Couple weeks ago when i noticed it, i decided to delete start deleting them with the server online. Selected the most recent (which was about 2 weeks old, OS update), and deleted. 20 minutes in, every service within the server stop responding and we had top abort. After that almost everything is OK, we had a couple corrupt files, but were able to recover them from a recent backup.
I expected it to become slow, or very slow, but not to go stop responding.

The server is now in production for almost 5 months, and disk has over 1.5 TB of data, and i had 9 nested snapshots that I would like to delete. the most recent is 4 months old.

We had a 4 hours maintenance windows recently, so I shut down the VM and I tried deleting the most recent snapshot. After 4 hours it didn't finish, so we had to stop it to bring the server back online.
When we stoped the snapthot deletion process, this message came up:

Code:
TASK ERROR: command '/usr/bin/qemu-img snapshot -d snap_XX_XX_XXXX /var/lib/vz/images/101/vm-101-disk-2.qcow2' failed: received interrupt

Because of that, we expected to have a lot (or at least some) corrupted data, and we were ready to restore it from an external backup tool.
For our surprise, we had no data loss at all. Well, at least we couldn't find any. The server has been running for a few days with no issues, and since we had no customer complaining about data loss, looks like everything is allright.

Now I don't know if when we tried to delete the snapshots the process completed internally, and only the interface showed as if it was still running.

I need to remove these snapshots, but I can't take the server offline for too long.
1) What should I do to delete those snapshots with the least downtime possible?
2) What problems could happen if I just keep them for more time? 1 year, 2 years... Would that be a real threat to the server? If so, how?

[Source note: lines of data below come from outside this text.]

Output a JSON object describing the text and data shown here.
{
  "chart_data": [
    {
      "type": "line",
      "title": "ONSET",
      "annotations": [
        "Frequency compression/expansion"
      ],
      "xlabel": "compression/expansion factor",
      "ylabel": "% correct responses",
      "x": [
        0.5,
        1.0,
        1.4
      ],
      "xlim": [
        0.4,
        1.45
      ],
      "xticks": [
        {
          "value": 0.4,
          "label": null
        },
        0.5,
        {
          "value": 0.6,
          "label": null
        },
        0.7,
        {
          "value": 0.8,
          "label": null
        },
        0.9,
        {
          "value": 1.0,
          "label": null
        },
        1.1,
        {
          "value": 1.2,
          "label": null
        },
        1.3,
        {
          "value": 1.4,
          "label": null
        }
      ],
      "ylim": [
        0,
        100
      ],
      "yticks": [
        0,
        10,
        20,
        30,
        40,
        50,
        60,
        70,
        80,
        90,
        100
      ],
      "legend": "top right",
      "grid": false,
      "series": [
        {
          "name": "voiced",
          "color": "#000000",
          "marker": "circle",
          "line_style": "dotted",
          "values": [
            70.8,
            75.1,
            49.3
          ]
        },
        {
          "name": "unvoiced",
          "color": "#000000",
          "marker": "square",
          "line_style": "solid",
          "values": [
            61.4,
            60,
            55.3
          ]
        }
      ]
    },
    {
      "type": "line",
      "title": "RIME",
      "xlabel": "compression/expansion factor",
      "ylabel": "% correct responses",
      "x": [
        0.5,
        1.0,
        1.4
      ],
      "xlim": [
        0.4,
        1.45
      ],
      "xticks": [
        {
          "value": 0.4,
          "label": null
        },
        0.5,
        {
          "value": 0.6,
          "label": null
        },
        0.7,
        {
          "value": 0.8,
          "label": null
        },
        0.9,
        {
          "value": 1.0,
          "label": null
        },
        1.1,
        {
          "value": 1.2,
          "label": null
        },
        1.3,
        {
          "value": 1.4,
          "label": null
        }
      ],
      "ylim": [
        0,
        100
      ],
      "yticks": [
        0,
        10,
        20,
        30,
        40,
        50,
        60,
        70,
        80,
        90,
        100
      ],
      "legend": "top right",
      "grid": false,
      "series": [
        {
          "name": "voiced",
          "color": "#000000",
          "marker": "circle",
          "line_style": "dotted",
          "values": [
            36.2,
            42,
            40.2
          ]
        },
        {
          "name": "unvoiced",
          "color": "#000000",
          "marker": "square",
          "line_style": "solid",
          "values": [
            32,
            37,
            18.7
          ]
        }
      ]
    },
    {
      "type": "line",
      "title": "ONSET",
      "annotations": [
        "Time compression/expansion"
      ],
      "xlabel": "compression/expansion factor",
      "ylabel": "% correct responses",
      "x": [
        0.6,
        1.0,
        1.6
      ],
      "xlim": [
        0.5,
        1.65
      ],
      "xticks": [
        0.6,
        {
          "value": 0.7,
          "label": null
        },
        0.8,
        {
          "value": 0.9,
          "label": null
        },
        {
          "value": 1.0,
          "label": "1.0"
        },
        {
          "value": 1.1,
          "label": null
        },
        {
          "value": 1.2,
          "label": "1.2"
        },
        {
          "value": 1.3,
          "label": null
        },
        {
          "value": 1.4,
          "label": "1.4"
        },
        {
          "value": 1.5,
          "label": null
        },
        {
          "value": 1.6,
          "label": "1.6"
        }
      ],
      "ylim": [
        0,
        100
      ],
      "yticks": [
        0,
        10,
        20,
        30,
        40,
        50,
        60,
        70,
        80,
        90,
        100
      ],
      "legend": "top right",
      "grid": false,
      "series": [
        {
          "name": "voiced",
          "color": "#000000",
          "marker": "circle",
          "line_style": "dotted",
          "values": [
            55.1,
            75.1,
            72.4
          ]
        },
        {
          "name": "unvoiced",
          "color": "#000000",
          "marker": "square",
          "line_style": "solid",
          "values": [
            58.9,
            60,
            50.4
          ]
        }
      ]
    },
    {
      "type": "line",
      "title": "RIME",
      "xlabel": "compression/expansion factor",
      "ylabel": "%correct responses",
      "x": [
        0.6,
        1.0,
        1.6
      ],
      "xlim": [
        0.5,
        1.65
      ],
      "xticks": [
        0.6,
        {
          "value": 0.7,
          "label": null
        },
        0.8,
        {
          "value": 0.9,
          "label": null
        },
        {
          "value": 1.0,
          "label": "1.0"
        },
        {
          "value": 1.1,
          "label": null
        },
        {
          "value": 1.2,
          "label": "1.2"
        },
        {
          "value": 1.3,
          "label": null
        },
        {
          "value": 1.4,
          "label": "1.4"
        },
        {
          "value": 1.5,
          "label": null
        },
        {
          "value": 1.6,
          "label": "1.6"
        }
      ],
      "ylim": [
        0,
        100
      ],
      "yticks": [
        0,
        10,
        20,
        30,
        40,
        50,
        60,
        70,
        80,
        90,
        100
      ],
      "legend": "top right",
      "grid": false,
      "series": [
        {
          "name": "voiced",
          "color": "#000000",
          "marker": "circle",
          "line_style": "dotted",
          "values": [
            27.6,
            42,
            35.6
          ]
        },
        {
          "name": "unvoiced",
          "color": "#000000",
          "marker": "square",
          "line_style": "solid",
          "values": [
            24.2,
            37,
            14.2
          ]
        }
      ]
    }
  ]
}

I'm running PVE 7.2-1, LVM file-system.
 
imo, managing snapshots in 1TB+ qcow2 will take many hours if not days, more older is snapshot more time will be needed to delete it. i won't trust a qcow2+snapshots of more than 1TB. I doubt others users will advise large qcow2.
lvmthin is the recommended and the default storage for vDisks of VM, with better snapshot management.
 
Last edited: